Et moi, dans tout ça, je me laisse transporter. Par cette musique plus que motivante, par ce footing qui me fait transpirer, par cet air tiède qui fouette ma peau. Et cela m'apporte un bien fou.

J'ai l'impression de m'évader. D'être loin, si loin de tout. De ma vie, de tous mes problèmes, de mes nombreuses mésaventures. Et d'être enfin en paix avec moi-même. Un sentiment de liberté affole mon cœur. Je frémis comme à chaque fois que je sens cette adrénaline qui prend l'assaut de mon corps. La fatigue disparaît peu à peu, laissant place à une énergie qui m'électrise indubitablement. J'ai la sensation de voler, de bondir. Je ne sens pratiquement plus la douleur. Je suis soudainement plus léger. Dans ma tête.

Mes muscles se contractent à chacun de mes pas. Mes poumons se vident et se remplissent vivement. J'ai subitement chaud, et je ne saurais dire si cela est dû à la température extérieure qui avoisine les vingt degré en cette fin de matinée, ou alors l'effort qui augmente incontestablement cette sensation de moiteur. Sûrement un peu des deux. Et pourtant, je ne suis pas incommodé par cette perception qui me fait beaucoup trop suer. Au contraire.

D'un revers de la main, j'essuie mon front luisant et humidifie mes lèvres un peu trop sèches comme pour retirer mon envie de boire un bon litre d'eau minérale. Je ne veux pas m'arrêter, il faut que je continue de courir. Pas uniquement parce que cela me fait du bien, mais aussi par un besoin de ne penser à rien. Si ce n'est que de poursuivre, encore et encore, jusqu'à ce que mon corps soit endolori.

Peut-être que je fuis. Peut-être que je m'isole. Dans cette bulle, je reste avec moi-même et c'est justement ça qui me plait. Loin de tout, loin de tout ce monde qui semble connaître ce qui est meilleur pour moi. Loin de cette société qui essaie de me mettre des bâtons dans les roues. Il n'y a que moi, et cette solitude m'apaise tellement...

Mes mauvais songes s'étiolent face à cet instant concentré d'adrénaline affriolante. Ma famille, mon passé, mes résultats fâcheux s'effacent peu à peu pour laisser la place à ce bonheur éphémère.

J'aime tellement me dépenser, encore plus aujourd'hui, parce que je ne pense à rien d'autre que de courir.
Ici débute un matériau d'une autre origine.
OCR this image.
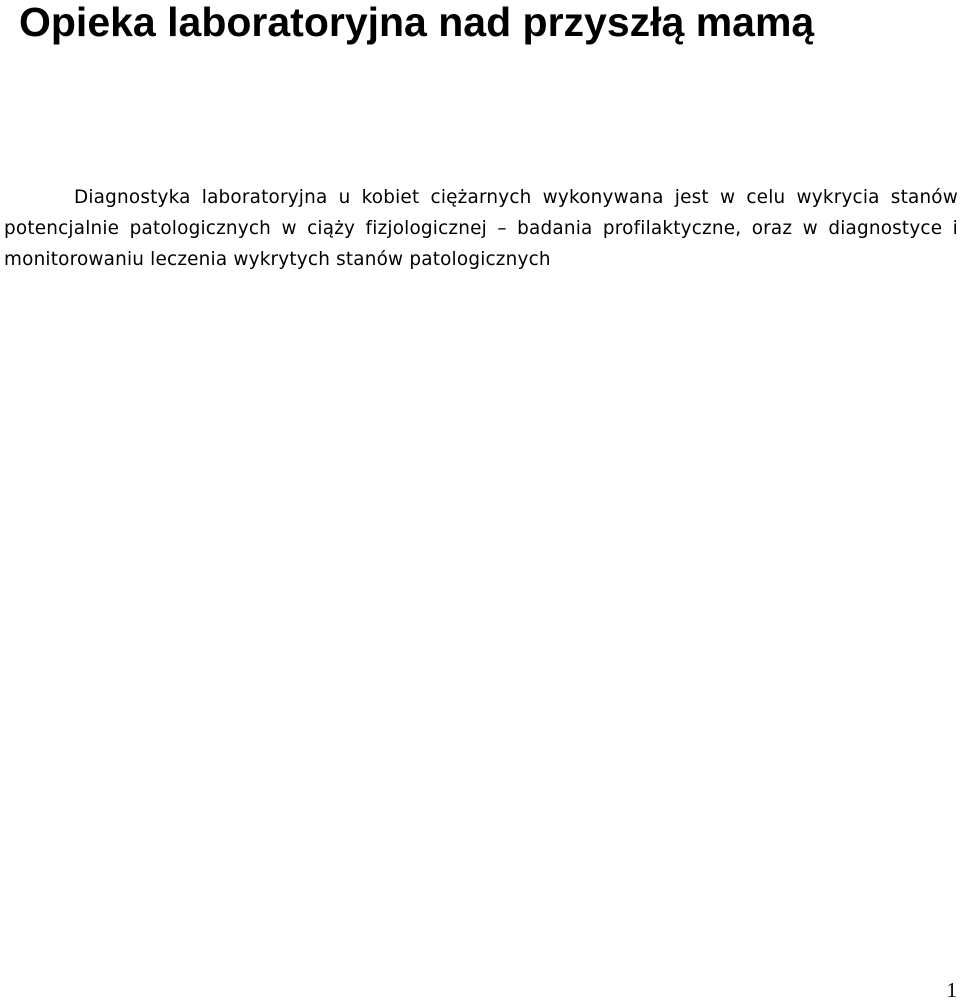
Opieka laboratoryjna nad przyszłą mamą

Diagnostyka laboratoryjna u kobiet ciężarnych wykonywana jest w celu wykrycia stanów potencjalnie patologicznych w ciąży fizjologicznej – badania profilaktyczne, oraz w diagnostyce i monitorowaniu leczenia wykrytych stanów patologicznych

1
Mais je sais que cela ne peut durer éternellement. Pour mon plus gros malheur. Et lorsque mon téléphone se met à vibrer contre mon bras droit, stoppant ainsi la musique en cours de ma playlist Spotify, je laisse échapper un soupir agacé. J'arrête ma course à contrecœur, essoufflé, enlève mon portable de mon brassard puis décroche sans regarder le nom au préalable, persuadé que c'est ma mère qui va encore me casser les pieds.

— Ouais ? dis-je un peu trop abruptement, accentué par ma mauvaise humeur soudaine.
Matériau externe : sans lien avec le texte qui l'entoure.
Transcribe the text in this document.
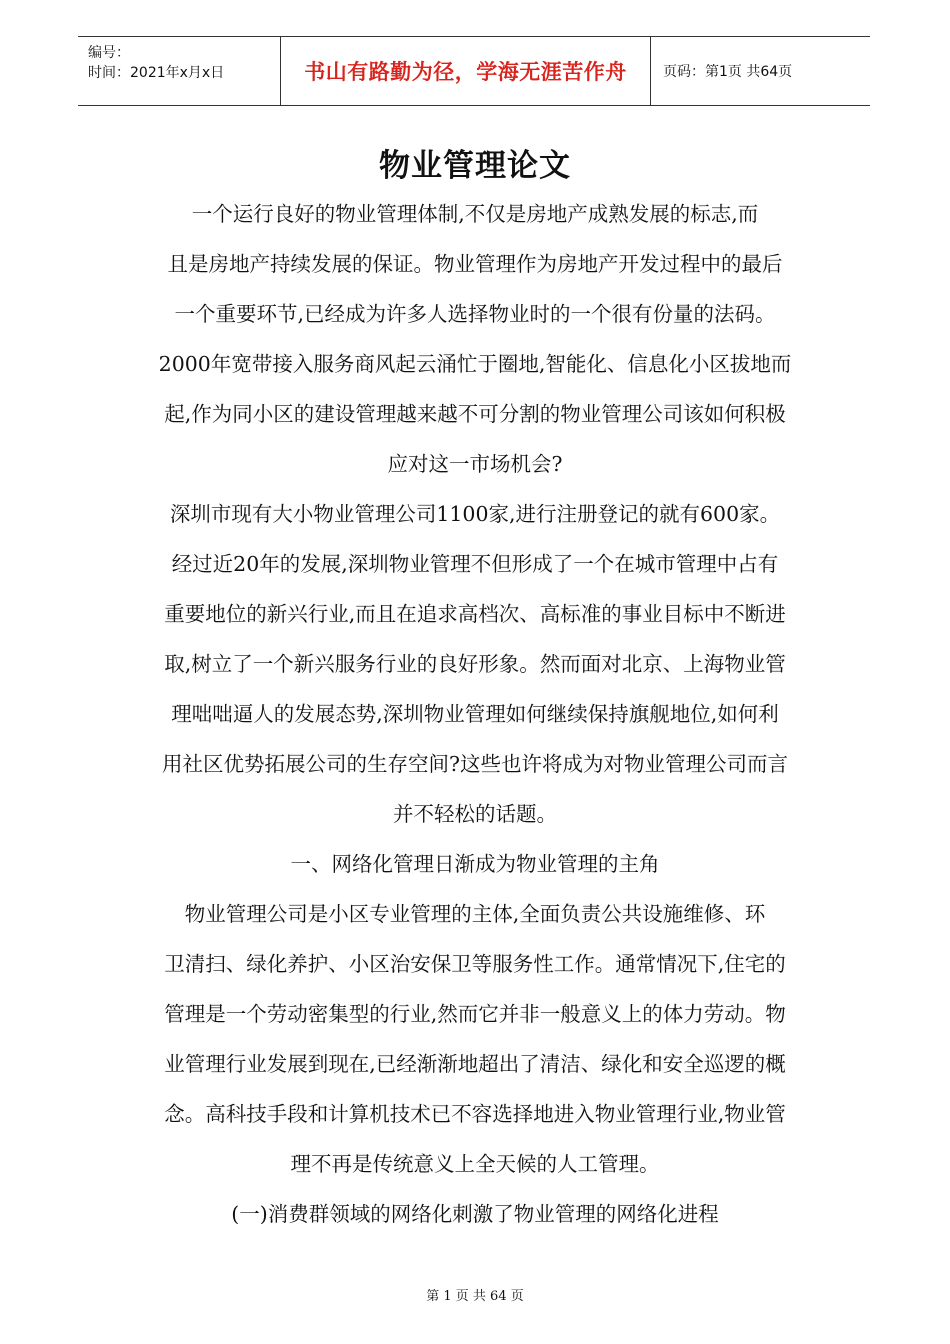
编号：
时间：2021年x月x日	书山有路勤为径，学海无涯苦作舟	页码：第1页 共64页
物业管理论文
一个运行良好的物业管理体制,不仅是房地产成熟发展的标志,而
且是房地产持续发展的保证。物业管理作为房地产开发过程中的最后
一个重要环节,已经成为许多人选择物业时的一个很有份量的法码。
2000年宽带接入服务商风起云涌忙于圈地,智能化、信息化小区拔地而
起,作为同小区的建设管理越来越不可分割的物业管理公司该如何积极
应对这一市场机会?
深圳市现有大小物业管理公司1100家,进行注册登记的就有600家。
经过近20年的发展,深圳物业管理不但形成了一个在城市管理中占有
重要地位的新兴行业,而且在追求高档次、高标准的事业目标中不断进
取,树立了一个新兴服务行业的良好形象。然而面对北京、上海物业管
理咄咄逼人的发展态势,深圳物业管理如何继续保持旗舰地位,如何利
用社区优势拓展公司的生存空间?这些也许将成为对物业管理公司而言
并不轻松的话题。
一、网络化管理日渐成为物业管理的主角
物业管理公司是小区专业管理的主体,全面负责公共设施维修、环
卫清扫、绿化养护、小区治安保卫等服务性工作。通常情况下,住宅的
管理是一个劳动密集型的行业,然而它并非一般意义上的体力劳动。物
业管理行业发展到现在,已经渐渐地超出了清洁、绿化和安全巡逻的概
念。高科技手段和计算机技术已不容选择地进入物业管理行业,物业管
理不再是传统意义上全天候的人工管理。
(一)消费群领域的网络化刺激了物业管理的网络化进程
第 1 页 共 64 页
J'imagine à l'avance ce qu'elle va me questionner : « à quelle heure penses-tu nous faire l'honneur de rentrer ? » ou encore : « je n'ai pas apprécié que tu aies fui la conversation tout à l'heure, nous avons encore des choses à nous dire ! ». Je lève déjà les yeux au ciel, m'attendant au pire quant à cette discussion qui risque une nouvelle fois de dégénérer. Comme ce matin.

— Hello...euh...whaou ! Calmos ! Tu vas me sauter à la gorge ou quoi ? J'te jure que j'ai rien fait !

Je ferme les paupières en reconnaissant la voix de mon meilleur ami, Stéphane. Le soulagement décontracte les muscles de mon cou et de mes épaules, et détend également ma mâchoire, que j'avais déjà serrée sans m'en rendre compte.